Y mientras imagina a esta Connie, la curiosidad comienza a roerlo, a matarlo, a llenarle de ceniza la mirada hasta que dirige sus pasos hacia el ordenador mientras lee En esta ocasión se presentaron trajes de distintas texturas y colores, siempre sobrios  pero con un toque de originalidad personalísimo en el corte de los pantalones o en la caída de las faldas, algunas de ellas de ruedo irregular, o con tajos generosos para insinuar las piernas, siempre enfundadas dentro de medias de lycra de brillo sutil.  Claro, el desfile de modas de cada semana para el que le asignaban siempre el palco de preferencia, desde donde podía admirar aquellas piernas realmente enfundadas dentro de medias de lycra que le enervaban el pensamiento, que lo llenaban de inquietudes, que levantaban su libido hasta límites insospechables y que luego lo llevaban a la disciplina, a lacerarse las carnes, a mirar de una manera distinta sus emociones porque entonces se consideraba un maldito pecador, un sucio, un asqueroso pornógrafo acostumbrado a deleitarse con aquellas redondeces que los de la firma ponían ahí delante de sus ojos como para decirle tómalas, son tuyas nada más de mostrarles el talonario de cheques, son tuyas nada más de insinuarles que tú eres el dueño de todo.
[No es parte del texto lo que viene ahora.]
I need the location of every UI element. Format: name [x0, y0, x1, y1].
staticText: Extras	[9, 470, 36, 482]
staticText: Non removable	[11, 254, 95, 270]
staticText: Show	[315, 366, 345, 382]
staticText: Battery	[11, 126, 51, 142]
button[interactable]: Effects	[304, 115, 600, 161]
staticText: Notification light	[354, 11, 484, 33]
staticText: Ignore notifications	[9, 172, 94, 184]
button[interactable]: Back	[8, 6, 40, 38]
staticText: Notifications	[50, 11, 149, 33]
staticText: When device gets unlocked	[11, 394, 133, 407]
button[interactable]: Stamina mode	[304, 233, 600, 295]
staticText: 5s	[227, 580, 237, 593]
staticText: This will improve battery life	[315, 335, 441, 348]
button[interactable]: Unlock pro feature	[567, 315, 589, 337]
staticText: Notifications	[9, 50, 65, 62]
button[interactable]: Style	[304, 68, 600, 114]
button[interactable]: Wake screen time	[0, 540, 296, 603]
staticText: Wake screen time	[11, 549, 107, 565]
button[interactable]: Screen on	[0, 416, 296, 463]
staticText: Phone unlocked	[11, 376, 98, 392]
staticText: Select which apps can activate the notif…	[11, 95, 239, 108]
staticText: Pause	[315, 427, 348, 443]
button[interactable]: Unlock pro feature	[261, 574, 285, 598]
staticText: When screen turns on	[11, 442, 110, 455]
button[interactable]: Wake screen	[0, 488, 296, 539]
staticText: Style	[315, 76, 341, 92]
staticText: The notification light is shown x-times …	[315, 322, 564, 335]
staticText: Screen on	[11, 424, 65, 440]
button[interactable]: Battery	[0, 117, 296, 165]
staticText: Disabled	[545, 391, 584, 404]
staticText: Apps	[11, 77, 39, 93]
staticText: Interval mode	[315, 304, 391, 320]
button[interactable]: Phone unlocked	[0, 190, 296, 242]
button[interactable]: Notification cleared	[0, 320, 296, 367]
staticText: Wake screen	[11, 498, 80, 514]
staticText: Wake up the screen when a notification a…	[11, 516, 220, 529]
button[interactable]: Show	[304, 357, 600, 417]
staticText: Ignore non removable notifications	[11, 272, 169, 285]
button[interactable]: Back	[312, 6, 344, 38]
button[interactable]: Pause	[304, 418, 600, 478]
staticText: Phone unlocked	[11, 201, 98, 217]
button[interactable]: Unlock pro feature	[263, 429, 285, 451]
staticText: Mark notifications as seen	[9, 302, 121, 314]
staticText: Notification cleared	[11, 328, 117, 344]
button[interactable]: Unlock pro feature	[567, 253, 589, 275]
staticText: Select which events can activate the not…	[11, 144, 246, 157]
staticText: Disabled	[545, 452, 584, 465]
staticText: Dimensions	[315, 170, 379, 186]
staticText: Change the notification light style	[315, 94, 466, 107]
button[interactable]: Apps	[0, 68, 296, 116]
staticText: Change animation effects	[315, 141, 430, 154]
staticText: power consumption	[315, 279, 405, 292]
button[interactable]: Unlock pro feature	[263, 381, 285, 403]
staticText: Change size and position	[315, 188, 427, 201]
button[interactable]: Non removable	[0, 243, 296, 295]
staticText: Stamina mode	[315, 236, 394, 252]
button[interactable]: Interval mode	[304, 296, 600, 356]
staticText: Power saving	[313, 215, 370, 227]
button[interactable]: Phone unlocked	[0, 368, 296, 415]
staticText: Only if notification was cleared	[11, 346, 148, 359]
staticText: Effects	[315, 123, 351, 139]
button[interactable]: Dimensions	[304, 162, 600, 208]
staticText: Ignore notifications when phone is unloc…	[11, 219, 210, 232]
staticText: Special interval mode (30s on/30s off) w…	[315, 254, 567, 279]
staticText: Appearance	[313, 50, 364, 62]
Sin embargo, no podía decirles porque no le hubieran creído yo soy Enrique Rubio, el actor que vive en la avenida Paraniba número cuatro, porque en realidad él vivía en el número tres, justamente en el chalet que quedaba al frente de donde vivía el actor. Y aquí no era feliz, porque un mayordomo de turno complacía sus caprichos, llamaba por teléfono a la agencia de azafatas, le hacía servir manjares afrodisíacos, ordenaba a la masajista para que viniese a tratarle su cuerpo, pero no era capaz de disponer que una mujer le amase.